MODE Dans les milieux du marketing, on parle beaucoup de la prochaine génération démographique, la génération Z. Jack Yan examine comment les marques de mode peuvent les intéresser
Photographié par Livvy Adjea/Unsplash
dans le numÉro de l’octobre 2021 de Lucire KSA

 

 


Danjaq LLC/United Artists; Chantal Lim/Unsplash
 

En haut : Les créations de Mary Quant exposées au V&A. Ci-dessus : Sean Connery est au col de la Furka, en Suisse, pendant le tournage de Goldfinger. Une jeune femme à Lijiang, Yunnan, Chine. Ci-dessous : Vogue, 1e janvier 1965, quand Diana Vreeland a inventé le terme « youthquake ».

 

Les années 1960 ont été une décennie de construction de mythes en Occident, et il est facile de repérer la montée d’un certain nombre de ten­dances qui ont débuté à cette époque.
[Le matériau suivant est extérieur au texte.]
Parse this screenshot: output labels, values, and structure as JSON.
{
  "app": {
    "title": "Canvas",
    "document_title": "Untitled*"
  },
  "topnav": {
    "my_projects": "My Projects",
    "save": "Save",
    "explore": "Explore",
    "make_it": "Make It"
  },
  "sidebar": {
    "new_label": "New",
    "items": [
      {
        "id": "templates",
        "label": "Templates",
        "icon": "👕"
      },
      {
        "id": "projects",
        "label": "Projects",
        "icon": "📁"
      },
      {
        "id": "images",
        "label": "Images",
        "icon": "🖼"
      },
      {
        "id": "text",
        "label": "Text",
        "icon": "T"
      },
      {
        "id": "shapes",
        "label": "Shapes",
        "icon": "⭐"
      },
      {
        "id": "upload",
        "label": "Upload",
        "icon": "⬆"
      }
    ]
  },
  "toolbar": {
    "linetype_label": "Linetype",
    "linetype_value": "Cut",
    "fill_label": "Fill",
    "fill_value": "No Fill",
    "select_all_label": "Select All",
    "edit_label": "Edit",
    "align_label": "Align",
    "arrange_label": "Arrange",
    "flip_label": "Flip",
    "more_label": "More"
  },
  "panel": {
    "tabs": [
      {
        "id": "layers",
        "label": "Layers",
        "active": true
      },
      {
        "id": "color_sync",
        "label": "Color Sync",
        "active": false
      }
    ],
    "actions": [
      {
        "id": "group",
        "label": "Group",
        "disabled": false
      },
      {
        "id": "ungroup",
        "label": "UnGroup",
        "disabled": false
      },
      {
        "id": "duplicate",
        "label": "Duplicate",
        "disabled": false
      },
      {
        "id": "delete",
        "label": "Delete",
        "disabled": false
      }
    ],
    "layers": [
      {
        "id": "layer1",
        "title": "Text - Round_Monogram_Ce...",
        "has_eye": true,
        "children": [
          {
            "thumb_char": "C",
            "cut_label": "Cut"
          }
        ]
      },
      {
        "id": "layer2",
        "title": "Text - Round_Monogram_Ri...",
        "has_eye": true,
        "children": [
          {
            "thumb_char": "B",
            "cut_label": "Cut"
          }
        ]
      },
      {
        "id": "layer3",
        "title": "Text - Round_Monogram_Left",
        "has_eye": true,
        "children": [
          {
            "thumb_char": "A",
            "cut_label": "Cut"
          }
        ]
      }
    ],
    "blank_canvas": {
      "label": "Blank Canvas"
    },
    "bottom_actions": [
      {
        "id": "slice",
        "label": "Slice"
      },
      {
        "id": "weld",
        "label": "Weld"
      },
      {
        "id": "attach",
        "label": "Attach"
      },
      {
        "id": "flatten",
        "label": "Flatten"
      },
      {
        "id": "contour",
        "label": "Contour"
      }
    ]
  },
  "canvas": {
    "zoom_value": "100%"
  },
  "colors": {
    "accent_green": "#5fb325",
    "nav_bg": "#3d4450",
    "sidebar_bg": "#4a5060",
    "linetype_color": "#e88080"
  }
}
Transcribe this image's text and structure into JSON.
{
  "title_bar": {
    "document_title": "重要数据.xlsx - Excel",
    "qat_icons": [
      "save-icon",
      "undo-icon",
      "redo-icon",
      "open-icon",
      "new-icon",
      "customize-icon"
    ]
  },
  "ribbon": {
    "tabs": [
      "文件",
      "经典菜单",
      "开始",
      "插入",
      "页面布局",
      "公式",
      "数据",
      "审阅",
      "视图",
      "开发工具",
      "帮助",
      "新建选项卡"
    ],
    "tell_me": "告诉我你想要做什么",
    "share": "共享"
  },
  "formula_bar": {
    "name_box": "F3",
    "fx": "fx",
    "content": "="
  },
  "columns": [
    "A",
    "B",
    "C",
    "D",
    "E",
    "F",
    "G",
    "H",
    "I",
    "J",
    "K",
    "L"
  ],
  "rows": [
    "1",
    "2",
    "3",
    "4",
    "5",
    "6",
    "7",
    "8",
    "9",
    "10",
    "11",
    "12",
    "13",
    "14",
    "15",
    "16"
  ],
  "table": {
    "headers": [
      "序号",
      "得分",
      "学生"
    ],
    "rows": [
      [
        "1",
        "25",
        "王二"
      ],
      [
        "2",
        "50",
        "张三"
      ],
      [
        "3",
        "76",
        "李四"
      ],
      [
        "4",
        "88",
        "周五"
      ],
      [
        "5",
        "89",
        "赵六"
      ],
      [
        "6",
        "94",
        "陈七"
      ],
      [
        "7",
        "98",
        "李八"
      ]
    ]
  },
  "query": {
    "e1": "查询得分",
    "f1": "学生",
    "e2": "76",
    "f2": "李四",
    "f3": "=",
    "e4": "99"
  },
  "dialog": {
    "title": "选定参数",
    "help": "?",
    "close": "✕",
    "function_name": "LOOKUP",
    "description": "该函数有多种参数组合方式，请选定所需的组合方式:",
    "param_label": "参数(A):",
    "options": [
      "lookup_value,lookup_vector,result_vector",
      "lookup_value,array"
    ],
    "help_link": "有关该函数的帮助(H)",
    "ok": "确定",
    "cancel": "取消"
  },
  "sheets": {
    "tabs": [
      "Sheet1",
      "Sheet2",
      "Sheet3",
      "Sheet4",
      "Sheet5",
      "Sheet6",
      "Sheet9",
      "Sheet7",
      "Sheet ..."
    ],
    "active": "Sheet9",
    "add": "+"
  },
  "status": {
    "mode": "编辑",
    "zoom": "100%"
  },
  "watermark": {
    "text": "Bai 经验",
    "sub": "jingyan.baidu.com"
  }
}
Nous avons discuté dans un précédent Lucire de la façon dont le début de la décennie semble apporter une certaine nouveauté, même si les causes à l’origine de ces changements existent généralement depuis des années. Par exemple, il est probable que la période entre 1963 et 1973 ait marqué un changement tout aussi important que celle entre 1960 et 1970, mais nous sommes attirés par les chiffres ronds et précis.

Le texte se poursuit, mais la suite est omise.